The present invention relates generally to the field of gimbal type devices and to the field of devices for providing two orthogonal degrees of freedom to a load device. More particularly, the present invention is related to the field of servo controlled, rate stabilizing platforms for sensor systems which are used for guidance systems such as missile guidance systems and surveillance systems for data/intelligence gathering and target tracking.
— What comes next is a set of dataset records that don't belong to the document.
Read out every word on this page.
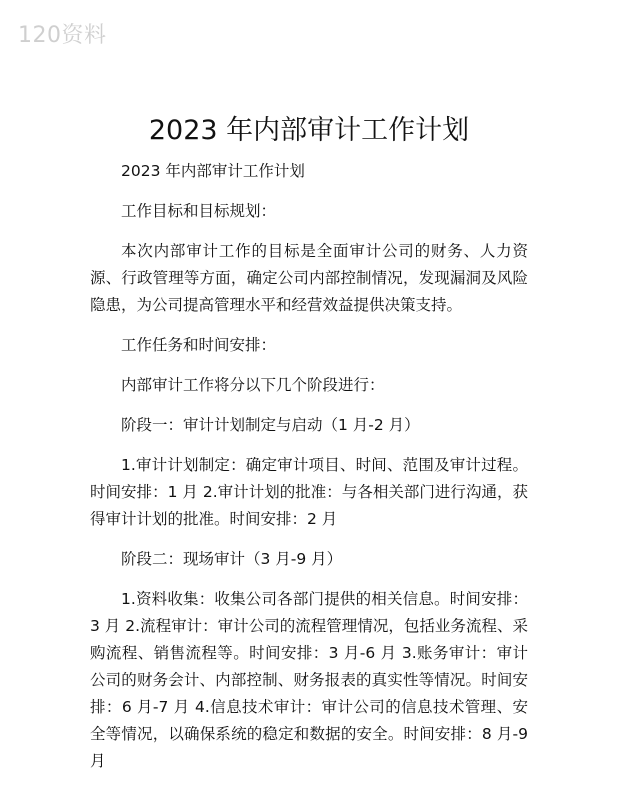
120资料
2023 年内部审计工作计划

2023 年内部审计工作计划

工作目标和目标规划：

本次内部审计工作的目标是全面审计公司的财务、人力资源、行政管理等方面，确定公司内部控制情况，发现漏洞及风险隐患，为公司提高管理水平和经营效益提供决策支持。

工作任务和时间安排：

内部审计工作将分以下几个阶段进行：

阶段一：审计计划制定与启动（1 月-2 月）

1.审计计划制定：确定审计项目、时间、范围及审计过程。时间安排：1 月 2.审计计划的批准：与各相关部门进行沟通，获得审计计划的批准。时间安排：2 月

阶段二：现场审计（3 月-9 月）

1.资料收集：收集公司各部门提供的相关信息。时间安排：3 月 2.流程审计：审计公司的流程管理情况，包括业务流程、采购流程、销售流程等。时间安排：3 月-6 月 3.账务审计：审计公司的财务会计、内部控制、财务报表的真实性等情况。时间安排：6 月-7 月 4.信息技术审计：审计公司的信息技术管理、安全等情况，以确保系统的稳定和数据的安全。时间安排：8 月-9 月
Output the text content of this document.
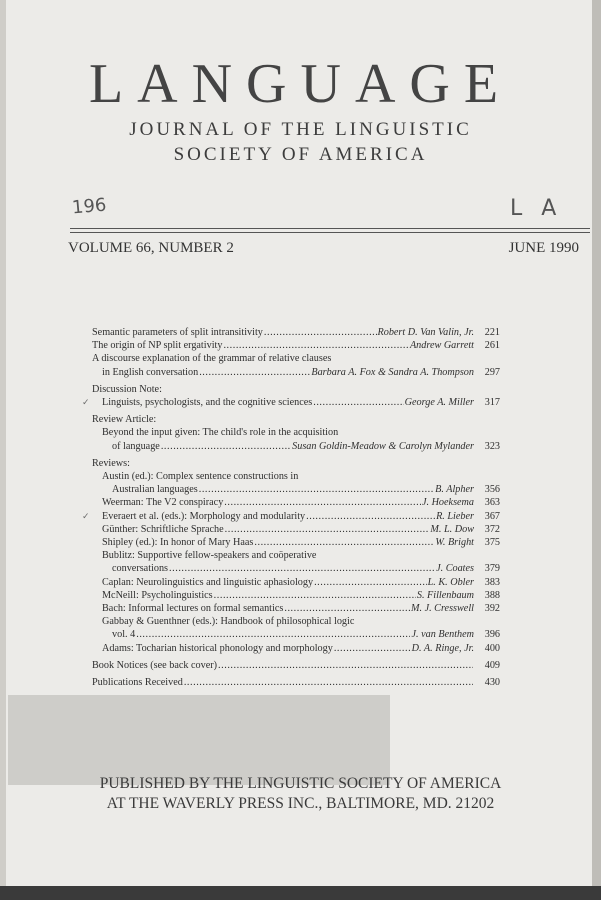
LANGUAGE
JOURNAL OF THE LINGUISTIC
SOCIETY OF AMERICA
196	L A
VOLUME 66, NUMBER 2	JUNE 1990
Semantic parameters of split intransitivity . . .	Robert D. Van Valin, Jr.	221
The origin of NP split ergativity . . .	Andrew Garrett	261
A discourse explanation of the grammar of relative clauses
in English conversation . . .	Barbara A. Fox & Sandra A. Thompson	297
Discussion Note:
✓ Linguists, psychologists, and the cognitive sciences . . .	George A. Miller	317
Review Article:
Beyond the input given: The child's role in the acquisition
of language . . .	Susan Goldin-Meadow & Carolyn Mylander	323
Reviews:
Austin (ed.): Complex sentence constructions in
Australian languages . . .	B. Alpher	356
Weerman: The V2 conspiracy . . .	J. Hoeksema	363
✓ Everaert et al. (eds.): Morphology and modularity . . .	R. Lieber	367
Günther: Schriftliche Sprache . . .	M. L. Dow	372
Shipley (ed.): In honor of Mary Haas . . .	W. Bright	375
Bublitz: Supportive fellow-speakers and coöperative
conversations . . .	J. Coates	379
Caplan: Neurolinguistics and linguistic aphasiology . . .	L. K. Obler	383
McNeill: Psycholinguistics . . .	S. Fillenbaum	388
Bach: Informal lectures on formal semantics . . .	M. J. Cresswell	392
Gabbay & Guenthner (eds.): Handbook of philosophical logic
vol. 4 . . .	J. van Benthem	396
Adams: Tocharian historical phonology and morphology . . .	D. A. Ringe, Jr.	400
Book Notices (see back cover) . . .	409
Publications Received . . .	430
PUBLISHED BY THE LINGUISTIC SOCIETY OF AMERICA
AT THE WAVERLY PRESS INC., BALTIMORE, MD. 21202
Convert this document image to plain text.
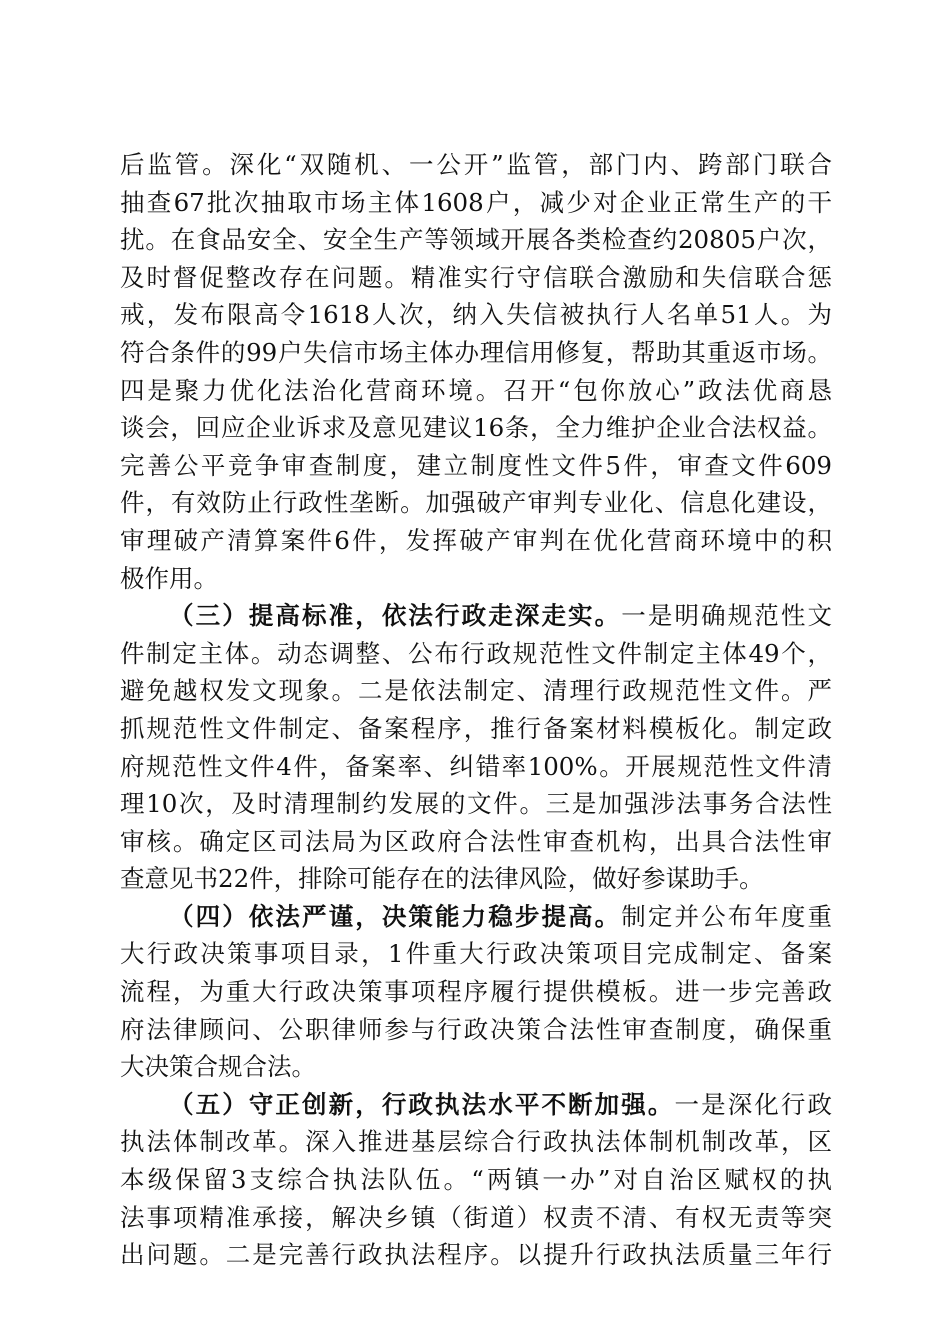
后监管。深化“双随机、一公开”监管，部门内、跨部门联合
抽查67批次抽取市场主体1608户，减少对企业正常生产的干
扰。在食品安全、安全生产等领域开展各类检查约20805户次，
及时督促整改存在问题。精准实行守信联合激励和失信联合惩
戒，发布限高令1618人次，纳入失信被执行人名单51人。为
符合条件的99户失信市场主体办理信用修复，帮助其重返市场。
四是聚力优化法治化营商环境。召开“包你放心”政法优商恳
谈会，回应企业诉求及意见建议16条，全力维护企业合法权益。
完善公平竞争审查制度，建立制度性文件5件，审查文件609
件，有效防止行政性垄断。加强破产审判专业化、信息化建设，
审理破产清算案件6件，发挥破产审判在优化营商环境中的积
极作用。
（三）提高标准，依法行政走深走实。一是明确规范性文
件制定主体。动态调整、公布行政规范性文件制定主体49个，
避免越权发文现象。二是依法制定、清理行政规范性文件。严
抓规范性文件制定、备案程序，推行备案材料模板化。制定政
府规范性文件4件，备案率、纠错率100%。开展规范性文件清
理10次，及时清理制约发展的文件。三是加强涉法事务合法性
审核。确定区司法局为区政府合法性审查机构，出具合法性审
查意见书22件，排除可能存在的法律风险，做好参谋助手。
（四）依法严谨，决策能力稳步提高。制定并公布年度重
大行政决策事项目录，1件重大行政决策项目完成制定、备案
流程，为重大行政决策事项程序履行提供模板。进一步完善政
府法律顾问、公职律师参与行政决策合法性审查制度，确保重
大决策合规合法。
（五）守正创新，行政执法水平不断加强。一是深化行政
执法体制改革。深入推进基层综合行政执法体制机制改革，区
本级保留3支综合执法队伍。“两镇一办”对自治区赋权的执
法事项精准承接，解决乡镇（街道）权责不清、有权无责等突
出问题。二是完善行政执法程序。以提升行政执法质量三年行
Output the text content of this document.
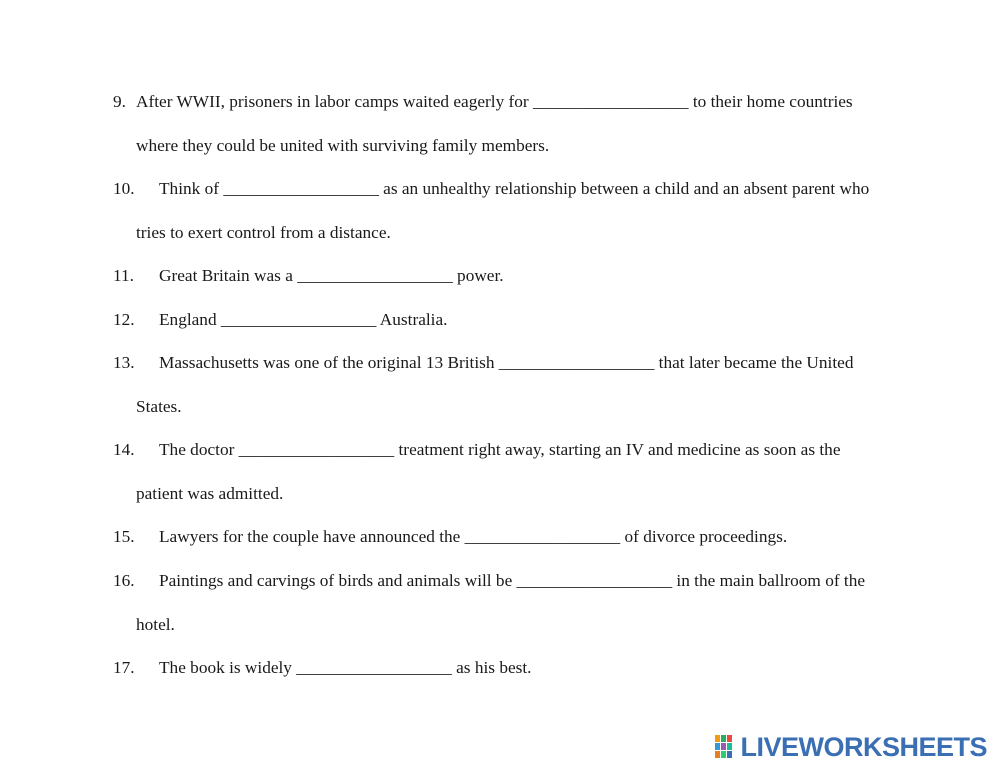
9. After WWII, prisoners in labor camps waited eagerly for __________________ to their home countries
where they could be united with surviving family members.
10. Think of __________________ as an unhealthy relationship between a child and an absent parent who
tries to exert control from a distance.
11. Great Britain was a __________________ power.
12. England __________________ Australia.
13. Massachusetts was one of the original 13 British __________________ that later became the United
States.
14. The doctor __________________ treatment right away, starting an IV and medicine as soon as the
patient was admitted.
15. Lawyers for the couple have announced the __________________ of divorce proceedings.
16. Paintings and carvings of birds and animals will be __________________ in the main ballroom of the
hotel.
17. The book is widely __________________ as his best.
LIVEWORKSHEETS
Traditionally, stabilized sensor platforms have been very high cost systems due to the fact that they are intricate and complex mechanical structures. Packaging of the sensor system on the stabilized platform is an involved process. Volume and weight restrictions are very costly packaging requirements to meet. Stabilized missile sensors require at least two degrees of freedom of movement (azimuth and elevation). These two degrees of freedom of movement have been accomplished in the past by an inner/outer gimbal arrangement of the stabilized platform.
To maintain tracking accuracies and pointing error tolerances, the inner and outer gimbals of the platform must be precisely located and their movement must be within a given tolerance. Many schemes in the past have been used to configure the inner and outer gimbals to maintain these precision movements. They have all, however, been very high cost configurations and have restricted the weight and volume limitation of the sensor which ultimately is mounted to the platform. The most common scheme on the outer gimbal alignment has been to cut bearing races into the edge of the gimbal itself with recirculating bearings imbedded into the bearing race. Thus the whole outer gimbal in this prior art design is a complex bearing system in itself. The material used to make the outer gimbal in this design has to be of hardened steel to facilitate the bearing races.
Traditionally, moreover, the inner gimbal torque power unit has been mounted on the inner gimbal itself. This has restricted the size of the torque power unit (such as a servomotor) which limited the available torque to drive the inner gimbal. By mounting the torque unit on the inner gimbal, the sensor packaging was restricted because the torquer or torque power unit took up much of the packaging volume around the inner axis of rotation. Proper sensor operation requires the sensor to be located at the axis of rotation.